Capucine holstered her pistol. “Monsieur Tanguy, je suis désolée, but fleeing a murder scene, particularly when you are such an obvious suspect, is a rather serious crime. I’m afraid I’m going to have to take you into custody.”
Tanguy shrugged his shoulders.
“Were you spying on the bourgeoisie again?” Capucine asked. “Is that what you were doing there?”
A pan-pom-pan-pom wailed in the distance as the backup squad car Capucine had ordered approached.
“Do you know about Mary’s room?” Tanguy asked.
This was hardly the moment for Saint-Germain cocktail chatter but she might as well listen to him while they were waiting for her men.
“Okay, I’ll bite.”
“It’s a logical construct that was intended to demolish physicalism. You know, the notion that existence is ultimately purely physical.”
“So?”
“So, Mary is an extremely learned scientist. She holds six PhDs. Actually, she’s also a luscious blonde with enormous boobs—”
“That part sounds excessively physicalist to me right there.”
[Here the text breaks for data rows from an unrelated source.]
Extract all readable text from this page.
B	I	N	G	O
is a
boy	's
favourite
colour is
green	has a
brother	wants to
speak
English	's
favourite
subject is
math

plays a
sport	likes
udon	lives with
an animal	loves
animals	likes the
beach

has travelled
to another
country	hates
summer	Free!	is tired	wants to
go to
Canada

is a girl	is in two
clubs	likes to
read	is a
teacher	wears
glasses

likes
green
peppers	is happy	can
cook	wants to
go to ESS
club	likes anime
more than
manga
“You’re right. She’s plain, pimply, and flat chested. I was embellishing. But she really does have four PhDs. You can’t take those away from her.”
“On with it.”
“All right, all right. So for reasons we don’t know, Mary is held prisoner in a room entirely decorated in black and white. She has a black-and-white television and, of course, an extensive lib
rary that is all black and white because the covers of the books have been removed. She is an expert in the human nervous system and knows all there is to know about sight. Still with me?”
“Just get on with it, Tanguy.”
“So, if, for example, she reads something about the bright red poppies in the field, she knows all about the wavelength that produces red on the retina. In fact, she has an absolutely perfect theoretical understanding of the color red.”
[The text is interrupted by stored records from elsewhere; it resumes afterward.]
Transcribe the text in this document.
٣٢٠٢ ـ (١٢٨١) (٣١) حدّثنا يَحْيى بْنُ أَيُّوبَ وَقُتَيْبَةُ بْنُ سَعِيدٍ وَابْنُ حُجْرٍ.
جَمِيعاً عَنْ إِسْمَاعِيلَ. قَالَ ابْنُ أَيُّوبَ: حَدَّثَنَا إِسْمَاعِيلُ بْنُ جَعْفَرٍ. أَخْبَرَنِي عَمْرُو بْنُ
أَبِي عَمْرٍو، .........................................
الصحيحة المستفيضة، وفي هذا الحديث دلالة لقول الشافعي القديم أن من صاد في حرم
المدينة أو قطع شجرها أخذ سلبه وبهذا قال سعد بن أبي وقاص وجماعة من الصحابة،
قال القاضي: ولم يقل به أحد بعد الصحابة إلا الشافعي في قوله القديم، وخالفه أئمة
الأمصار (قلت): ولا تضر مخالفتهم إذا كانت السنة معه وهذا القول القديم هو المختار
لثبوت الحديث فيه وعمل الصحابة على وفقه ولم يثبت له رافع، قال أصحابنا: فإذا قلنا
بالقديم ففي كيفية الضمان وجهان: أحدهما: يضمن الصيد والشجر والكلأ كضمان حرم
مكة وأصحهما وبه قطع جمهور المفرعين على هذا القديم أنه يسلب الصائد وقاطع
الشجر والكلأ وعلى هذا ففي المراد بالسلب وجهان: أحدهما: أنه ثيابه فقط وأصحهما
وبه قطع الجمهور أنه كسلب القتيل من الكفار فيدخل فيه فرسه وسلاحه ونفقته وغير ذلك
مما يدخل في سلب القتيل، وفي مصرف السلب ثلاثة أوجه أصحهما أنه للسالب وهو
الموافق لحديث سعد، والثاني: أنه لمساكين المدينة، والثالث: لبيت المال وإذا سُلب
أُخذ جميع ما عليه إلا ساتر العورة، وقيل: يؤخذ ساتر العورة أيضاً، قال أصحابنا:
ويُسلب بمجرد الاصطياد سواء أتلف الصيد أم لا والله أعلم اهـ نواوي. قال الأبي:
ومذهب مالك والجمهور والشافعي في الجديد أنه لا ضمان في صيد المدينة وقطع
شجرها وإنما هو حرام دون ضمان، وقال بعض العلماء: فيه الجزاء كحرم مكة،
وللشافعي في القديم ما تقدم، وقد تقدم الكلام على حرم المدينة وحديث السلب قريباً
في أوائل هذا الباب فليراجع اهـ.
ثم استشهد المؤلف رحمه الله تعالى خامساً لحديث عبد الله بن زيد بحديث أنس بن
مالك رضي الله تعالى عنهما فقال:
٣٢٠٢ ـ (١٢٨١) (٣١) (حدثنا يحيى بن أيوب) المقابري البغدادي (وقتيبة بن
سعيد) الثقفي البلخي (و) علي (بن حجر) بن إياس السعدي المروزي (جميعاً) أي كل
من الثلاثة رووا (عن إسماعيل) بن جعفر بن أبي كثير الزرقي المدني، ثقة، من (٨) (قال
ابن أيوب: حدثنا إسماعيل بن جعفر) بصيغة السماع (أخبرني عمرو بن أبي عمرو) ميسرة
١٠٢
“I hope that makes up for her poor complexion and flat chest.”
“It does. Yes, it does. One day she discovers the door to her cell is open and walks out. And what do you suppose she sees?”
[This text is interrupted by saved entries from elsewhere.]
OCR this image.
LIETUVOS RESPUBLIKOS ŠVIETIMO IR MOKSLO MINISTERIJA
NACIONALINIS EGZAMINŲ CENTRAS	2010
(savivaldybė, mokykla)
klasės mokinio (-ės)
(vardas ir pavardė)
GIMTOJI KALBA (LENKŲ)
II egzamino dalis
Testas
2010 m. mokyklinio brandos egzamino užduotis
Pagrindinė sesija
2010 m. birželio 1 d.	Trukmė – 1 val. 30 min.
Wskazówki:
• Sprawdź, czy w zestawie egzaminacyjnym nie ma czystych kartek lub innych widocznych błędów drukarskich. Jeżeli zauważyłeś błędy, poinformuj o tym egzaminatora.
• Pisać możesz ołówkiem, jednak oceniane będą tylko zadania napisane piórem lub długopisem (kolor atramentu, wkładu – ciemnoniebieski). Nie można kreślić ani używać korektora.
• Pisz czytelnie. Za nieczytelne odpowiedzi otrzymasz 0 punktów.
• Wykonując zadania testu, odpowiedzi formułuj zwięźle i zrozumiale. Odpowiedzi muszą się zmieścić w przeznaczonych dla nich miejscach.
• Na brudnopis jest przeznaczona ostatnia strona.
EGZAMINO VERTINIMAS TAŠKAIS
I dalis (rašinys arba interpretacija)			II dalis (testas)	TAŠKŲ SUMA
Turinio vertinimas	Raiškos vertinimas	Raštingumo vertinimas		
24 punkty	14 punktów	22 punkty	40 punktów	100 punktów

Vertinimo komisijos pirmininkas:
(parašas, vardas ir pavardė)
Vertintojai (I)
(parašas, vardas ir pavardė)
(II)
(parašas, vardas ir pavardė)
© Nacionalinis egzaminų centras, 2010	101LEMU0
“Epiphenomenal qualia?” Capucine asked. Even in the half-light she could see Tanguy’s lower jaw descend a half inch.
“We read Frank Jackson at Sciences Po. Let me cut to the chase. You’re trying to tell me that you’re an un-pimpled Mary and you were in that restaurant tonight to take a bain de bourgeoise to see if the real world has any more substance than the world you see in your Mary’s room of a head. Is that it?”
Tanguy nodded, at a loss for words.
“So tell me, Monsieur Tanguy, was your qualia really enhanced? That’s really the burning question of the evening. What exactly did you see?”
“I ... I had no idea you felt so strongly about this sort of thing.”
“I do. I’m allergic to bullshit. It’s one of the many reasons I joined the police.”
The room quietly filled with uniformed officers, all in bullet-proof jackets, all carrying machine guns.
Tanguy looked down at the table, pouting slightly. “Well, it’s important to me. My books are all about qualia.”
“Before these gentlemen take you off to our own version of Mary’s room, I really need to know what you saw this evening.”
“Nothing. Absolutely nothing. I sat in my corner, watching the people, eating my meal, which was really more bizarre than good. And all of a sudden the room filled with police officers hovering around the WC. I thought the toilet must have overflowed or something horrible like that. And the next thing I saw was that everyone was looking down their noses at me and hating me. So I just left.”